I started thinking about doing a kickstarter, but had some real issues with it. I didn’t want to feel like I was begging. Or asking for handouts. That was a HUGE concern of mine in the beginning. I couldn’t come to terms with it until I realized what it really was. It was asking for people to INVEST IN ME. To be a part of the story that is “Charlie and her antics that you all seem to love but really make me feel like a mess half the time but makes the rest of you feel like your life is normal.” (I’m 80% sure that’s the majority of my appeal. Lol) I also adore how Kickstarter calls the investing “Backing.” Because it does a girl A LOT OF GOOD to know folks have her back!!!

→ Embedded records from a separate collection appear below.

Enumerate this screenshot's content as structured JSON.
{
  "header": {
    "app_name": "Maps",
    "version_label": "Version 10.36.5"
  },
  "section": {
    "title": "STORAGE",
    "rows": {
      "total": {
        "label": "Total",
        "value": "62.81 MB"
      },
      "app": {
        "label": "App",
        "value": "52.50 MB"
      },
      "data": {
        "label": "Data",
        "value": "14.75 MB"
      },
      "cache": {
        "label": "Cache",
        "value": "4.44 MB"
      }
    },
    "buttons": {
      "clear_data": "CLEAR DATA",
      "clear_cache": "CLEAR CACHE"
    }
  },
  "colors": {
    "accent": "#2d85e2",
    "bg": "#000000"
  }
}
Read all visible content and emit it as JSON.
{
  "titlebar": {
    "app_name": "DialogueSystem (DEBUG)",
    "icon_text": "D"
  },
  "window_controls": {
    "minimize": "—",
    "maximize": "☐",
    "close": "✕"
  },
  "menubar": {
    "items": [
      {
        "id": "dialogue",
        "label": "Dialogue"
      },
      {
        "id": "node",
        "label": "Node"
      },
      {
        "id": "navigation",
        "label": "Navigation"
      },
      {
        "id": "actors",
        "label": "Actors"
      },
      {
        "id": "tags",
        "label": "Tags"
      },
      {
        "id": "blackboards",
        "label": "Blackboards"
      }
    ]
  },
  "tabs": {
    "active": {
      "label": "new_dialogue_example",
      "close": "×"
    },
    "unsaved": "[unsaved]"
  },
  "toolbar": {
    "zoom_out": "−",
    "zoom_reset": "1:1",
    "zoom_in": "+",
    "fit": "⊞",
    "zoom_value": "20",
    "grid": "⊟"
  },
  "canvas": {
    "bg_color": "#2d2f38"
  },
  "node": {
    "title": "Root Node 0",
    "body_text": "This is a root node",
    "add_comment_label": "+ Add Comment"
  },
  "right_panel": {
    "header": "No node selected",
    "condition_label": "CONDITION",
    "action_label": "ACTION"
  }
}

And the more I thought about the idea of people investing in me, the more I saw the benefit of that. I know a lot of people in my home town who claim they were friends with Dick Van Dyke back in the day when he lived here in Danville. Same with his brother Jerry. And Donald O’Conner. But I wonder how many people told them “I believe in you and your talent. What can I do to help?” Those folks are the ones that Dick, Jerry and Don probably remembered the most. Those who believed in them from the beginning. That’s what investing is to me. And that’s why I like am working on kickstarter to get the things I need to really start building my future.
It’s not that I’m trying to get famous, per se. I AM trying to build an audience and a fan base. I have been working on this for the last 5 years. It’s taken me this long to accept that I am ready for the next step. Working on my stand up and my music- especially my musical comedy. Finding a way to be funny, but make folks feel encouraged. Making a positive impact so people smile when they hear my name. (Just like I do with the name Jonathan Katz. And the name Jim Gaffigan.) One day I’m hoping to use all that influence (and hopefully revenue) to build a theatre with Matt. That’s his dream. He’s busy supporting our family now and he can’t pursue his dream.
But I can do mine from home. While he’s at work and the kids are at school. I can use that time to make funny videos, record silly (yet catchy) songs, and bring in a little revenue. I can do stand up in the evenings (and as soon as I start showcasing, that will help boost our finances too!) and on weekends. I can build the relationships that will ultimately help us get to the life we want.
I’ve always had a knack for telling stories. And making them funny. I learned that with my very first blog post on Operation Charlie’s Big Butt. When I talked about my first trip to the grocery store as a “dieter.” The confidence I have gained over the years about who I am has been solely based on ONE THING.
YOU. THE READERS. THE INTERNET FRIENDS. THE RELATIONSHIPS I HAVE MADE.
You encouraged me until I blossomed. You cried with me when things were tough and hard. You celebrated with me when I found success.
If it hadn’t been for you, I’m not sure who I would be right now.
But because of you, I know exactly who I am.
I am Charlie, the dream chaser. The adversity facer. The opportunity maker. The hot mess of a woman who is willing to take a risk on something new and scary.
And I’m proud of who I am.
I’m a funny girl. And it feels like Funny Girls Finish Last.
Which is exactly what I’m calling this new show. Because even though life rarely goes perfect for me, I still have fun. I still make it a positive experience. I might finish last A LOT, but I still make it past the finish line, and that’s really all that matters.
So, would you maybe consider helping me cross this finish line by investing in me? Even if you can’t help financially, you could share the link and tell your friends that you hope I make it. Which is amazingly helpful, believe it or not! I get excited over EVERY SINGLE donation, no matter how big or how small. (Not to mention I laugh my head off at people throwing in weird amounts- like an extra 68 cents on top of their donations just to be ornery and make me do extra math!)
I sure would appreciate anything at all you can do to help me keep the world laughing!